For unary functions, the mask of the result is the mask of the argument.
x = xp.linspace(0, 2*xp.pi, 5)
x = mxp.asarray(x, mask=(x > xp.pi))
x
MArray(
array([0. , 1.57079633, 3.14159265, _, _]),
array([False, False, False, True, True])
)
-x
MArray(
array([-0. , -1.57079633, -3.14159265, _, _]),
array([False, False, False, True, True])
)
mxp.round(mxp.sin(x))
MArray(
array([0., 1., 0., _, _]),
array([False, False, False, True, True])
)
For binary functions and operators, the mask of the result is the result of the logical or operation on the masks of the arguments.
x = mxp.asarray([1, 2, 3, 4], mask=[1, 0, 1, 0])
y = mxp.asarray([5, 6, 7, 8], mask=[1, 1, 0, 0])
x + y
MArray(array([ _, _, _, 12]), array([ True, True, True, False]))
mxp.pow(y, x)
MArray(array([ _, _, _, 4096]), array([ True, True, True, False]))
Note that np.ma
automatically masks non-finite elements produced during calculations.
import numpy
x = numpy.ma.masked_array(0, mask=False)
with numpy.errstate(divide='ignore', invalid='ignore'):
y = [1, 0] / x
y
masked_array(data=[--, --],
mask=[ True, True],
fill_value=1e+20,
dtype=float64)
MArray
does not follow this convention.
x = mxp.asarray(0, mask=False)
with numpy.errstate(divide='ignore', invalid='ignore'):
y = [1, 0] / x
y
MArray(array([inf, nan]), array([False, False]))
This is because masked elements are often used to represent missing data, and the results of these operations are not missing. If this does not suit your needs, mask out data according to your requirements after performing the operation.
x = mxp.asarray(0, mask=False)
with numpy.errstate(divide='ignore', invalid='ignore'):
y = [1, 0] / x
mxp.asarray(y.data, mask=xp.isnan(y.data))
MArray(array([inf, _]), array([False, True]))
Linear Algebra Functions#
As usual, linear algebra functions and operators treat masked elements as though they don’t exist.
x = mxp.asarray([1, 2, 3, 4], mask=[1, 0, 1, 0])
y = mxp.asarray([5, 6, 7, 8], mask=[1, 1, 0, 0])

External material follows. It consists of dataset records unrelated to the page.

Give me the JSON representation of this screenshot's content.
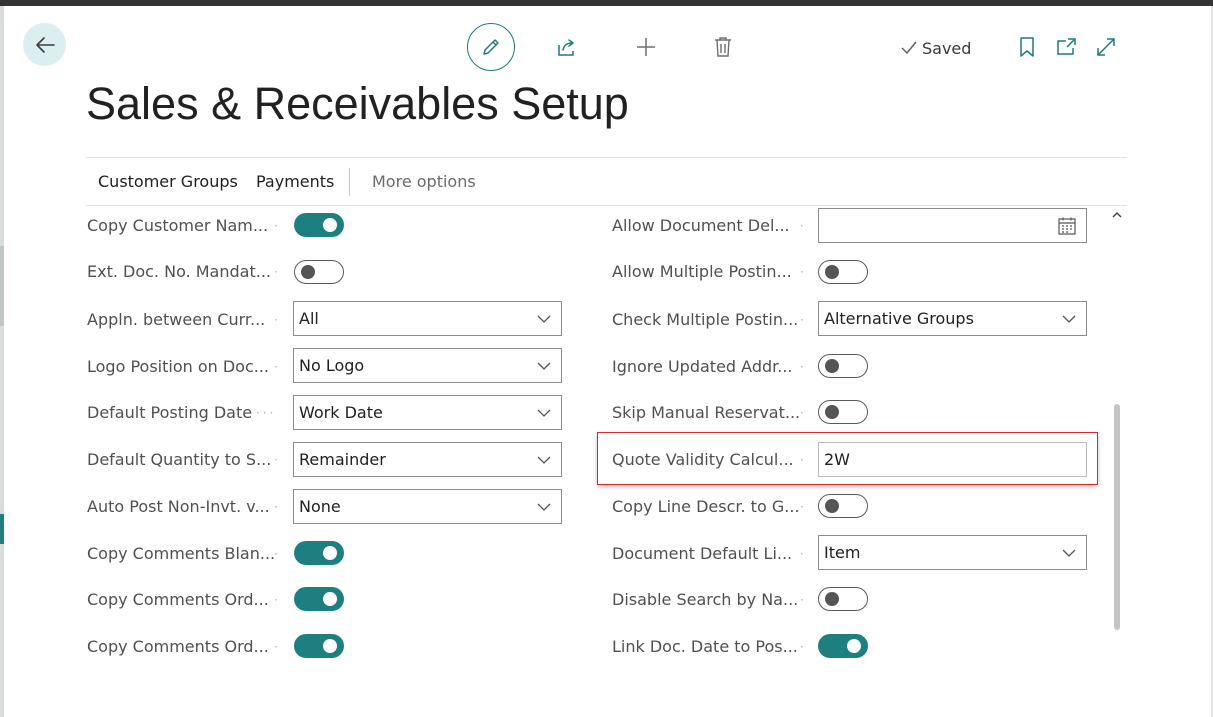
{
  "header": {
    "title": "Sales & Receivables Setup",
    "saved_label": "Saved"
  },
  "actions": [
    {
      "label": "Customer Groups"
    },
    {
      "label": "Payments"
    },
    {
      "label": "More options"
    }
  ],
  "left_fields": [
    {
      "label": "Copy Customer Nam...",
      "type": "toggle",
      "value": "on"
    },
    {
      "label": "Ext. Doc. No. Mandat...",
      "type": "toggle",
      "value": "off"
    },
    {
      "label": "Appln. between Curr...",
      "type": "select",
      "value": "All"
    },
    {
      "label": "Logo Position on Doc...",
      "type": "select",
      "value": "No Logo"
    },
    {
      "label": "Default Posting Date",
      "type": "select",
      "value": "Work Date"
    },
    {
      "label": "Default Quantity to S...",
      "type": "select",
      "value": "Remainder"
    },
    {
      "label": "Auto Post Non-Invt. v...",
      "type": "select",
      "value": "None"
    },
    {
      "label": "Copy Comments Blan...",
      "type": "toggle",
      "value": "on"
    },
    {
      "label": "Copy Comments Ord...",
      "type": "toggle",
      "value": "on"
    },
    {
      "label": "Copy Comments Ord...",
      "type": "toggle",
      "value": "on"
    }
  ],
  "right_fields": [
    {
      "label": "Allow Document Del...",
      "type": "date",
      "value": ""
    },
    {
      "label": "Allow Multiple Postin...",
      "type": "toggle",
      "value": "off"
    },
    {
      "label": "Check Multiple Postin...",
      "type": "select",
      "value": "Alternative Groups"
    },
    {
      "label": "Ignore Updated Addr...",
      "type": "toggle",
      "value": "off"
    },
    {
      "label": "Skip Manual Reservat...",
      "type": "toggle",
      "value": "off"
    },
    {
      "label": "Quote Validity Calcul...",
      "type": "text",
      "value": "2W"
    },
    {
      "label": "Copy Line Descr. to G...",
      "type": "toggle",
      "value": "off"
    },
    {
      "label": "Document Default Li...",
      "type": "select",
      "value": "Item"
    },
    {
      "label": "Disable Search by Na...",
      "type": "toggle",
      "value": "off"
    },
    {
      "label": "Link Doc. Date to Pos...",
      "type": "toggle",
      "value": "on"
    }
  ],
  "icons": {
    "back": "arrow-left-icon",
    "edit": "pencil-icon",
    "share": "share-icon",
    "add": "plus-icon",
    "delete": "trash-icon",
    "saved": "check-icon",
    "bookmark": "bookmark-icon",
    "popout": "open-in-new-window-icon",
    "expand": "expand-icon",
    "calendar": "calendar-icon",
    "dropdown": "chevron-down-icon"
  },
  "colors": {
    "accent": "#1e7f80",
    "highlight_border": "#d42a2a",
    "back_button_bg": "#dbeef0"
  }
}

x @ y # the last elements of the arrays, 4 and 8, are the only non-masked elements
MArray(array(32), array(False))
The exception is matrix_transpose
, which transposes the data and the mask.
x = mxp.asarray([[1, 2], [3, 4]], mask=[[1, 1], [0, 0]])
x
MArray(
array([[ _, _],
[3, 4]]),
array([[ True, True],
[False, False]])
)
mxp.matrix_transpose(x)
MArray(
array([[ _, 3],
[ _, 4]]),
array([[ True, False],
[ True, False]])
)
Conclusion#
While this tutorial is not exhaustive, we hope it is sufficient to allow you to predict the results of operations with MArray
s and use them to suit your needs. If you’d like to see this tutorial extended in a particular way, please open an issue!